Organizational gurus tell us that we should handle a piece of paper not more than once, but I know that once I toss a note or a file, I will surely need it at some point in the future. Yes, I’ve taken courses in organization and productivity and have learned all about creating A, B and C stacks, but I always come back to my own cluttery way of working. I’ve marveled at associates who have nary a paper clip on their shiny desktops, and wondered why I don’t just file things away neatly at the end of the work day.

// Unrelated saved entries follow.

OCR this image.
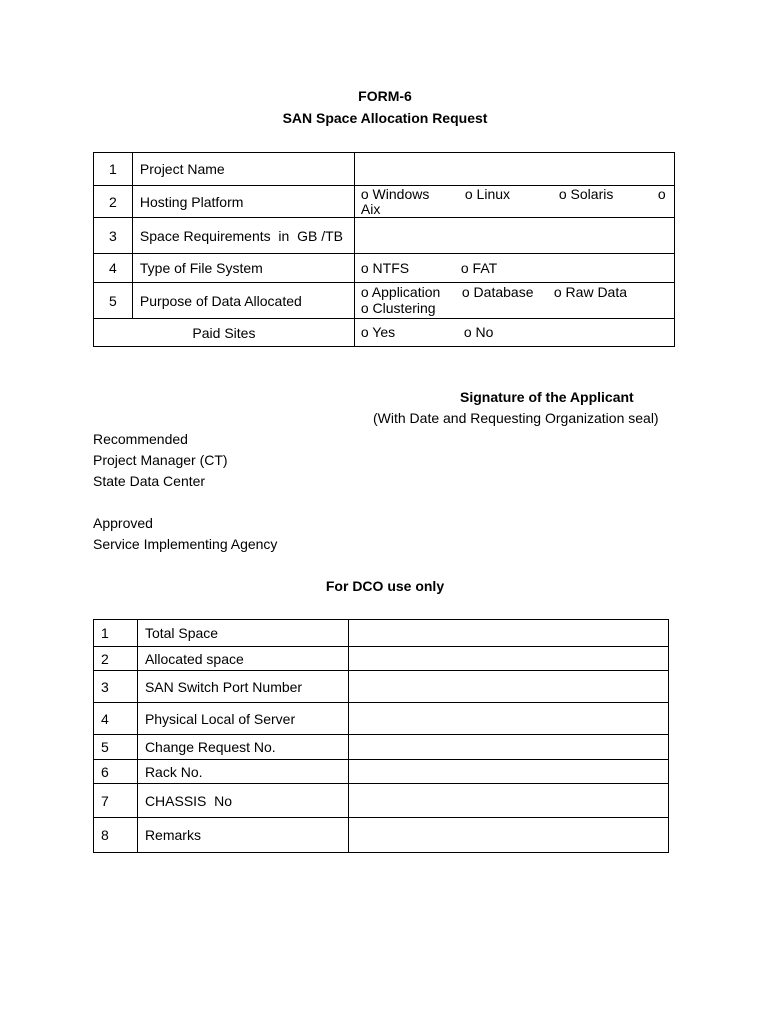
FORM-6
SAN Space Allocation Request
1	Project Name	
2	Hosting Platform	o Windows o Linux o Solaris o
Aix

3	Space Requirements  in  GB /TB	
4	Type of File System	o NTFS o FAT

5	Purpose of Data Allocated	o Application o Database o Raw Data
o Clustering

Paid Sites		o Yes o No
Signature of the Applicant
(With Date and Requesting Organization seal)
Recommended
Project Manager (CT)
State Data Center
Approved
Service Implementing Agency
For DCO use only
1	Total Space	
2	Allocated space	
3	SAN Switch Port Number	
4	Physical Local of Server	
5	Change Request No.	
6	Rack No.	
7	CHASSIS  No	
8	Remarks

Then, today, a colleague directed me to a fascinating article from the New Yorker called “The Social Life of Paper” in which the writer eloquently and brilliantly explains why so many of us pile instead of file. It turns out that the old adage my grandma used to tell me — “A messy desk is the sign of a creative mind” — is true!
Here is an excerpt:
“Paper enables a certain kind of thinking. Picture, for instance, the top of your desk. Chances are that you have a keyboard and a computer screen off to one side, and a clear space roughly eighteen inches square in front of your chair. What covers the rest of the desktop is probably piles — piles of papers, journals, magazines, binders, postcards, videotapes, and all the other artifacts of the knowledge economy. The piles look like a mess, but they aren’t.… Piles are living, breathing archives. …But why do we pile documents instead of filing them? Because piles represent the process of active, ongoing thinking. …”Knowledge workers” use the physical space of the desktop to hold “ideas which they cannot yet categorize or even decide how they might use.” The messy desk is not necessarily a sign of disorganization. It may be a sign of complexity: those who deal with many unresolved ideas simultaneously cannot sort and file the papers on their desks, because they haven’t yet sorted and filed the ideas in their head. …What we see when we look at the piles on our desks is, in a sense, the contents of our brains.”
Now, rather than seeing my piles as a sign of disorganization, I embrace them as evidence of my creative mind. The boxes that contain writing and papers from 30 years ago no longer seem like excessive pack-ratiness. Instead, they are the makings of a future novel.
I just need to figure out how to apply this same logic to my garage and storage closets. Then, I will have it made.